The 14 July 2013 Vulcanian explosion at Tungurahua occurred after two months of quiescence and was extremely powerful, generating some of the highest infrasound energies recorded worldwide. Here we report on how a combination of geophysical data, textural measurements, and physical and mechanical tests on eruptive products allowed us to determine the processes that led to the pressurization of the conduit and triggering of this large Vulcanian event. Two weeks prior to the 14 July event, daily seismic counts and radial tilt began to steadily increase, indicating the probable intrusion of a new batch of magma into the edifice.

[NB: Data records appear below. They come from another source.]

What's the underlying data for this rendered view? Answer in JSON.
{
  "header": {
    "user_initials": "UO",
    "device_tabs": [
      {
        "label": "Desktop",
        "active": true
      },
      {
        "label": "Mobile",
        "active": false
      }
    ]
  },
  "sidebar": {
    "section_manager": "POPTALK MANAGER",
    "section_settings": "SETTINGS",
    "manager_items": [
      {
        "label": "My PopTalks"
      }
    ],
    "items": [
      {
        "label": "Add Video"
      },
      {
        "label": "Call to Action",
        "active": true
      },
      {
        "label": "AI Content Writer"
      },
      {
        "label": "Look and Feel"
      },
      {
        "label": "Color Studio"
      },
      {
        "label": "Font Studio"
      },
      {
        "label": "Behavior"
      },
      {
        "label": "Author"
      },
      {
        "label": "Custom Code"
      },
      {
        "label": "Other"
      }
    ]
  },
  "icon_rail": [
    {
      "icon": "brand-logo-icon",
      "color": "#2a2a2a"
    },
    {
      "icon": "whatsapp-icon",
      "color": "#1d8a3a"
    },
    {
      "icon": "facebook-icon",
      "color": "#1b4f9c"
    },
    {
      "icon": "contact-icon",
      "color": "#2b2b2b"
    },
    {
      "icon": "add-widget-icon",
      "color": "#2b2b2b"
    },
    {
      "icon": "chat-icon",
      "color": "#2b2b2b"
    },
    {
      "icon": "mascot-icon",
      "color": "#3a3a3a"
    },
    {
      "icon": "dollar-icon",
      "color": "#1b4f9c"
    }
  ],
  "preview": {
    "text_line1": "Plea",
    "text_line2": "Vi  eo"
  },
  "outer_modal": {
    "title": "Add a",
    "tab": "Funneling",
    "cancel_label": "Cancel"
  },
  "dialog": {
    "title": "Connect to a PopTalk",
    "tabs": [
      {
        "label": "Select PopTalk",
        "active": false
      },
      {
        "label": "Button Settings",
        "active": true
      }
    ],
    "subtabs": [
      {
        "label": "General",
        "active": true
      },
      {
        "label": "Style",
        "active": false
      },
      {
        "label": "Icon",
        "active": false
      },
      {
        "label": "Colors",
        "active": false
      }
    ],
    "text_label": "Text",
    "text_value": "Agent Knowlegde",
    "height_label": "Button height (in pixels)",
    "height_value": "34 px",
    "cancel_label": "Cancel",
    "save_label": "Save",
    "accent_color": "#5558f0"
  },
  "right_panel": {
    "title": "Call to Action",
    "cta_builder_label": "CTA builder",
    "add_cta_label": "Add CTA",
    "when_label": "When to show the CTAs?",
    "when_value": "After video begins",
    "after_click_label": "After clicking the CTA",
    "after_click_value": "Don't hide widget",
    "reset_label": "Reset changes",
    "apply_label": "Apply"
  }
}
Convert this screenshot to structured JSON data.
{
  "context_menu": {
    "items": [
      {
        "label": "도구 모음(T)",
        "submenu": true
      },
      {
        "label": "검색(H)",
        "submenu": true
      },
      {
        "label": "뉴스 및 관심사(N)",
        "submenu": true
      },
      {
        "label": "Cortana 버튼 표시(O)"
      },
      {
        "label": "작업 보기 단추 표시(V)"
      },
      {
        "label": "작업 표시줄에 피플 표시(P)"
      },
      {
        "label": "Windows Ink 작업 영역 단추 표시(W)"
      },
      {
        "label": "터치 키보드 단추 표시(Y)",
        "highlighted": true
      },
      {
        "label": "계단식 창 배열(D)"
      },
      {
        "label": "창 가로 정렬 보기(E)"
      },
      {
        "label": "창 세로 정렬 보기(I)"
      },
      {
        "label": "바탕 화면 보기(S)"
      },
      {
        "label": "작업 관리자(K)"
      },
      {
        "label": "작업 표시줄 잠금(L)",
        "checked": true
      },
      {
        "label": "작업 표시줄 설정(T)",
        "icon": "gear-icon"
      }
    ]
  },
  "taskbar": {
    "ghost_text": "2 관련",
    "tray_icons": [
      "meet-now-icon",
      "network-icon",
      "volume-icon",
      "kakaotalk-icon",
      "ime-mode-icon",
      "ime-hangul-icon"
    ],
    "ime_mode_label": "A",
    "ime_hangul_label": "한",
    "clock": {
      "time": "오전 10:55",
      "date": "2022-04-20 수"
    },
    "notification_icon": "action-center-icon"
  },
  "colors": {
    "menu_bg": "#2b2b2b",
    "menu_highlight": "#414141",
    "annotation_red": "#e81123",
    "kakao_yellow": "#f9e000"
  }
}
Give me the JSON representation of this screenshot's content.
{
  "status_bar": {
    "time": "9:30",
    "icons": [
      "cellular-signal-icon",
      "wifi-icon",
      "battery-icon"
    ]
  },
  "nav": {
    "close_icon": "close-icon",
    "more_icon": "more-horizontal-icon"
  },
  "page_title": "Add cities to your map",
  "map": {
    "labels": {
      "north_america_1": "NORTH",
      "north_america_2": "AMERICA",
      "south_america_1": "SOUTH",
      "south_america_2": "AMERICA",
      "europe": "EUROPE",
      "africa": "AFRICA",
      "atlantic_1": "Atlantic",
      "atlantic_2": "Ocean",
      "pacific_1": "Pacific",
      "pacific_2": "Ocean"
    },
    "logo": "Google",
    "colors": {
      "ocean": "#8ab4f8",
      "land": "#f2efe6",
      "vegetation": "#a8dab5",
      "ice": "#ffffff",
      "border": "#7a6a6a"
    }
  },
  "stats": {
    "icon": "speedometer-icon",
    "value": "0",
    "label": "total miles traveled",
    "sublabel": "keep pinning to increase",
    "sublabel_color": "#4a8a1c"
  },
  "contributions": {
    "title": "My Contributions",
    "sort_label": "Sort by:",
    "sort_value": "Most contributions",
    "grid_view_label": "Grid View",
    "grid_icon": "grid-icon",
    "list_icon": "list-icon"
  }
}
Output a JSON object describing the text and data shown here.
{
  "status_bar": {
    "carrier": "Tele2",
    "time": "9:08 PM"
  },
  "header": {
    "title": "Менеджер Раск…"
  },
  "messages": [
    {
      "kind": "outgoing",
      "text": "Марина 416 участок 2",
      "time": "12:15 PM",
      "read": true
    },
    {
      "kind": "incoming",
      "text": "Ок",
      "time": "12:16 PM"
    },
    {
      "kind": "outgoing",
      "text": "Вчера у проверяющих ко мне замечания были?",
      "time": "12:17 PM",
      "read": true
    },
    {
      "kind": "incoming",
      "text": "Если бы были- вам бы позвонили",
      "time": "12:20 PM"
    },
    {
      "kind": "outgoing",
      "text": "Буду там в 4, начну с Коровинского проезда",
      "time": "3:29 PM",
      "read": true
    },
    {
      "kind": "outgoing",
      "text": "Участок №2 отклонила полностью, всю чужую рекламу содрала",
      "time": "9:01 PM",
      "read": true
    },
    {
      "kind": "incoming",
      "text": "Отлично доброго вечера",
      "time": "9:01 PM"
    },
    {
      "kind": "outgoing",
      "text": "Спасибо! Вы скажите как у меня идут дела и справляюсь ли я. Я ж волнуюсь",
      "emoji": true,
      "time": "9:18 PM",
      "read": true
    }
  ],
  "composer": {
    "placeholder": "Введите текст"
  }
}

The 14 July explosion produced three different juvenile products that were each sampled for this study: airfall; juvenile, vesicular, pyroclastic density current material; and dense plug rocks in the form of ballistic ejecta. Feldspar microlite textures and vesicle size distributions were measured, and used jointly with a two-step recompression model to characterize the spatial distribution of gas in the conduit and the decompression histories of the erupted samples. Model results reveal a vertically stratified conduit with regards to porosity, crystallinity and volatile content prior to the explosion. Overall, our data suggests a complex sequence of events that led eventually to this powerful explosion. 1) Remnants of magma from the previous eruptive phase in May stalled in the shallow conduit, triggering crystallization which, coupled with efficient outgassing, formed a dense (< 2% porosity), highly crystalline plug. This plug had a very low matrix permeability (10−17 to 10−18 m2) and high tensile strength (9 to 13 MPa), forming an efficient rigid seal and preventing significant outgassing from the conduit. 2) Just below the plug, a high porosity zone (up to 50%) formed, acting as a gas storage zone, with pressurization occurring partly under closed-system degassing. 3) The shallow conduit became pressurized due to the combination of both gas accumulation and the resistance of the plug to magma column extrusion in response to a new influx of magma. 4) On the 14th of July a critical gas over-pressure was reached, overcoming the strength of the dense plug of magma, trigging extreme decompression and evacuation of the top two kilometres of the conduit. 5) The newly intruded magma was not directly involved in the explosion and continued to ascend during the week following the explosion.